Pois padece duvida que a concepção dos nossos deveres e direitos nos advém das emoções estheticas ou intellectuaes que os Mestres verteram com subtileza e tacto, atravez das suas obras, no nosso espirito ávido de luz?!
E não é certo que essas emoções serão tanto mais{11} fortes e duradouras quanto mais bello e paramentado de atavios seja o seu fautor?!
Da obra hegemonica (e chamo-lhe assim porque a obra-de-regresso é pequena e tardia) d'estes tres grandes vultos litterarios, a de Ramalho, sendo talvez aquella que mais influencia teve por—pela sua indole e facilidade de acquisição—penetrar n'um maior ambito de ledores, em todo o caso, é a que menos presta o flanco ás tremendas responsabilidades de ter fomentado este estado de espirito e de factos que caracterisa a Actualidade Portugueza.
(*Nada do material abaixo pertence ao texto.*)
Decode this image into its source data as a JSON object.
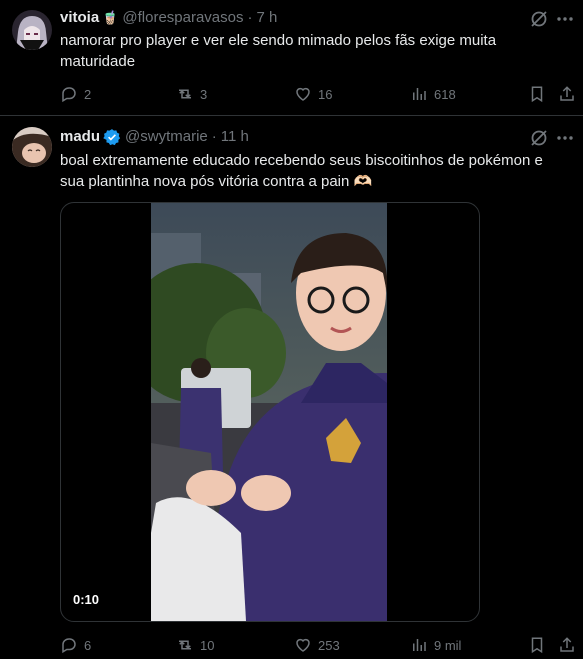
{
  "tweets": [
    {
      "name": "vitoia",
      "name_emoji": "🧋",
      "handle": "@floresparavasos",
      "separator": "·",
      "time": "7 h",
      "text": "namorar pro player e ver ele sendo mimado pelos fãs exige muita maturidade",
      "replies": "2",
      "reposts": "3",
      "likes": "16",
      "views": "618",
      "verified": false
    },
    {
      "name": "madu",
      "handle": "@swytmarie",
      "separator": "·",
      "time": "11 h",
      "text": "boal extremamente educado recebendo seus biscoitinhos de pokémon e sua plantinha nova pós vitória contra a pain 🫶🏻",
      "video_duration": "0:10",
      "replies": "6",
      "reposts": "10",
      "likes": "253",
      "views": "9 mil",
      "verified": true
    }
  ],
  "icons": {
    "reply": "reply-icon",
    "repost": "repost-icon",
    "like": "heart-icon",
    "views": "views-icon",
    "bookmark": "bookmark-icon",
    "share": "share-icon",
    "grok": "grok-icon",
    "more": "more-icon",
    "verified": "verified-badge-icon"
  },
  "colors": {
    "background": "#000000",
    "text_primary": "#e7e9ea",
    "text_secondary": "#71767b",
    "divider": "#2f3336",
    "verified_blue": "#1d9bf0"
  }
}
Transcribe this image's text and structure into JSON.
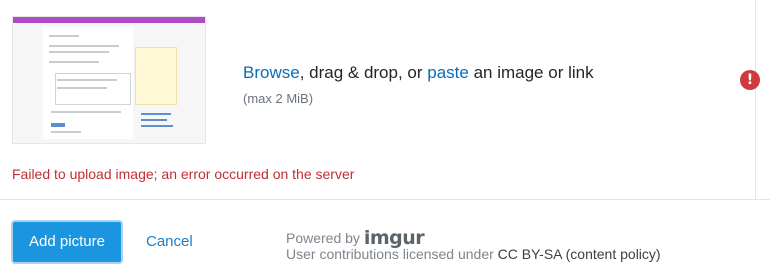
{
  "upload": {
    "browse_label": "Browse",
    "prompt_middle": ", drag & drop, or ",
    "paste_label": "paste",
    "prompt_end": " an image or link",
    "size_limit": "(max 2 MiB)",
    "error_icon": "!",
    "error_icon_name": "alert-circle-icon",
    "error_message": "Failed to upload image; an error occurred on the server"
  },
  "footer": {
    "add_picture_label": "Add picture",
    "cancel_label": "Cancel",
    "powered_by": "Powered by ",
    "brand": "imgur",
    "license_prefix": "User contributions licensed under ",
    "license_link": "CC BY-SA",
    "policy_link": "(content policy)"
  },
  "colors": {
    "primary": "#1b95e0",
    "link": "#0a6cb5",
    "error": "#c22e32",
    "error_icon": "#d0393e"
  }
}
O Sr. Dr. Ricardo Jorge, n'um, como todos os que da sua penna diamantina saem, estudo magistral ultimamente publicado sobre o illustre morto, diz-nos:
«Ramalho, o censor, alía n'uma congruencia equilibrada o cosmopolitismo ao congenialismo; domina-o o instincto racial e topico...», profunda observação, d'um analysta consumado, que explica muitas das passagens,{12} se não todo o recheio d'este desataviado escripto, que a Vós, meus senhores e amigos, dedico, porque de Ramalho fostes socios e companheiros, esperando que, ao lêl-o, n'elle reconheçaes (como para si desejava Louis Blanc) o accento d'uma voz sincera e as palpitações d'um coração sedento de justiça.
1915, 2 de Des.º
H.{13}
«As Farpas eram iconoclastas: vinham para desmantelar os bustos olympicos, deviam deixar aos S. Paulos o cuidado de plantar as cruzes.»
EÇA DE QUEIROZ (Carta-biographia de Ramalho Ortigão).
A morte de José Duarte Ramalho Ortigão, um dos ultimos sobreviventes d'uma grande geração de espiritos altos, suscitou um movimento quasi unanime de sympathia, de piedade, de saudade e de admiração (que é consolador enaltecer e util conservar de memoria) por esse glorioso escriptor e por esse grande homem de bem.